Thanks Frank for thsi awesome post. I will be folloing this for your future posts.

Thanks Frank for this awesome post. I will be following this for your future posts.

The “Statistics 2” link is broken: http://www.tradingtheodds.com/2010/08/wp-content/uploads/2010/08/PairsTrading2orig.png

evo34,

it’s working well on my side, so I don’t know what may’ve caused the problem on your side.

Best,

Frank

Dear Frank,

welcome back.

I have a question related to cointegration and augmented Dickey-Fuller test. I tried to test cointegration of IWM and RTH, but I couldn’t come up with the same answer.

I did as following:

1. found log returns of IWM and RTH

2. found a spread between IWM and RTH (iwm.delta – rth.delta). From the spread graph it is clear, that spread isn’t cointegrated.

3. ran augmented Dickey-Fuller test in R on spread (adf.test)

Could you provide a short description how did you get cointegration values?

Thank you!

kafka,

concerning the test for cointegration I used a free Matlab package available at http://www.spatial-econometrics.com/ (only two series of prices are needed as input data). I verified results (correctness of data and toolset) by running a cointegration test between S&P 500 and SPY opening and closing prices (the latter shows a t-statistic greater than -45, when -3.9 would be sufficient for a 99% probability that S&P 500 and SPY’S closing prices are cointegrated). A step-by-step approach can be found here: http://tradingwithmatlab.blogspot.com/2009/12/pairs-trading-cointegration-testing.html.

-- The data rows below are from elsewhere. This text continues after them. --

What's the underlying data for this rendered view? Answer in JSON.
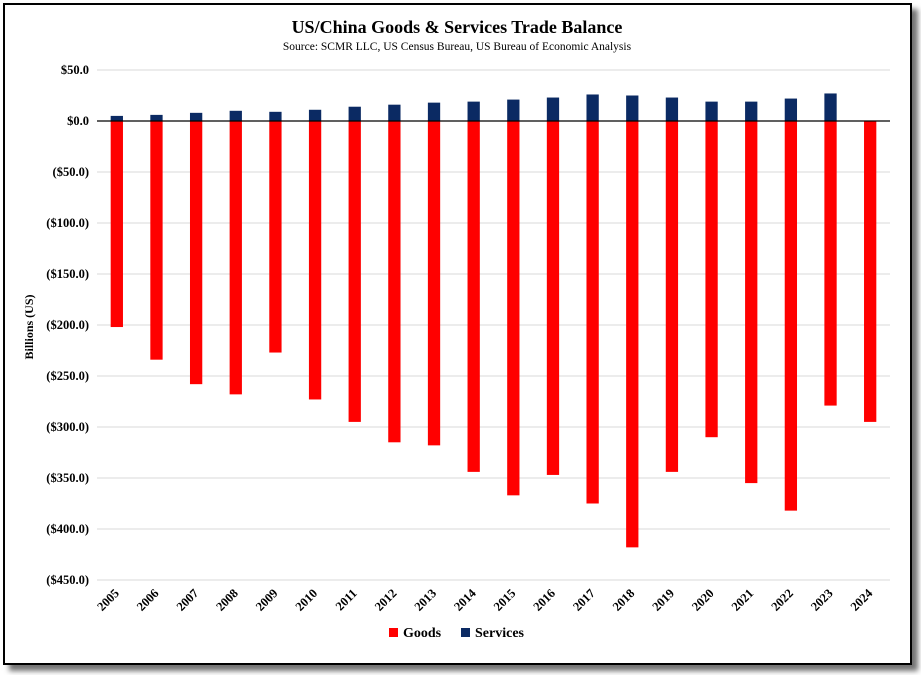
{
  "chart_data": {
    "type": "bar",
    "title": "US/China Goods & Services Trade Balance",
    "subtitle": "Source: SCMR LLC, US Census Bureau, US Bureau of Economic Analysis",
    "xlabel": "",
    "ylabel": "Billions (US)",
    "ylim": [
      -450,
      50
    ],
    "yticks": [
      50,
      0,
      -50,
      -100,
      -150,
      -200,
      -250,
      -300,
      -350,
      -400,
      -450
    ],
    "ytick_labels": [
      "$50.0",
      "$0.0",
      "($50.0)",
      "($100.0)",
      "($150.0)",
      "($200.0)",
      "($250.0)",
      "($300.0)",
      "($350.0)",
      "($400.0)",
      "($450.0)"
    ],
    "categories": [
      "2005",
      "2006",
      "2007",
      "2008",
      "2009",
      "2010",
      "2011",
      "2012",
      "2013",
      "2014",
      "2015",
      "2016",
      "2017",
      "2018",
      "2019",
      "2020",
      "2021",
      "2022",
      "2023",
      "2024"
    ],
    "series": [
      {
        "name": "Goods",
        "color": "#ff0000",
        "values": [
          -202,
          -234,
          -258,
          -268,
          -227,
          -273,
          -295,
          -315,
          -318,
          -344,
          -367,
          -347,
          -375,
          -418,
          -344,
          -310,
          -355,
          -382,
          -279,
          -295
        ]
      },
      {
        "name": "Services",
        "color": "#0b2a63",
        "values": [
          5,
          6,
          8,
          10,
          9,
          11,
          14,
          16,
          18,
          19,
          21,
          23,
          26,
          25,
          23,
          19,
          19,
          22,
          27,
          0
        ]
      }
    ],
    "grid": true,
    "legend_position": "bottom"
  }
}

Please take into account that results may (slightly) differ if different (and/or longer/shorter) time frames are used, or if the closing prices do not account for dividend and cash payments. Simply adding dividend and cash payments to closing prices and computing daily returns afterwards would NOT be correct. On the ex-dividend day the daily return is claculated as [(close(today) + dividend/cash payment) / close(yesterday)] – 1, while the daily return the day immediately following the ex-dividend day is calculated as [close(today) / close(yesterday)] – 1 (dividend and cash payments are no longer part of the computation), NOT [close(today) / (close(yesterday) + dividend/cash payment)] – 1.

Best,

Frank

Wow this is a great resource.. I’m enjoying it.. good article

Hi Frank,

I just found this post. Very impressive. I will be looking forward to your next post as I want to add a pairs-trading strategy to my stable as well.

Thanks!

QD

Interesting article, thanks!

Other high co-integrated pairs that are good within a trading system are GLD-GDX and USO-OIL, I find having both high correlation and co-integration helps with results, no matter the time frame your trading signals are being generated on.

dear jared: please discuss or show the formulas you use tro calculate correlation and cointegration. thanks very much, Ajay

Dear Frank: what is the link to the free Matlab package to calculate cointegration? Can the calculations be set up in spread sheet format?

Ajay,

the free Matlab package can be downloaded here: http://www.spatial-econometrics.com/

(.zip and manual, Chapter 5)

Best,

Frank

Thanks for sharing your strategy. However, there is one flaw of the analysis: the back testing is in-sample: you use dataset A to generate cointegration results, then back testing your trading strategy again using dataset A. Of course, your back testing results look good. Question is whether your strategy will make money in a forward looking manner.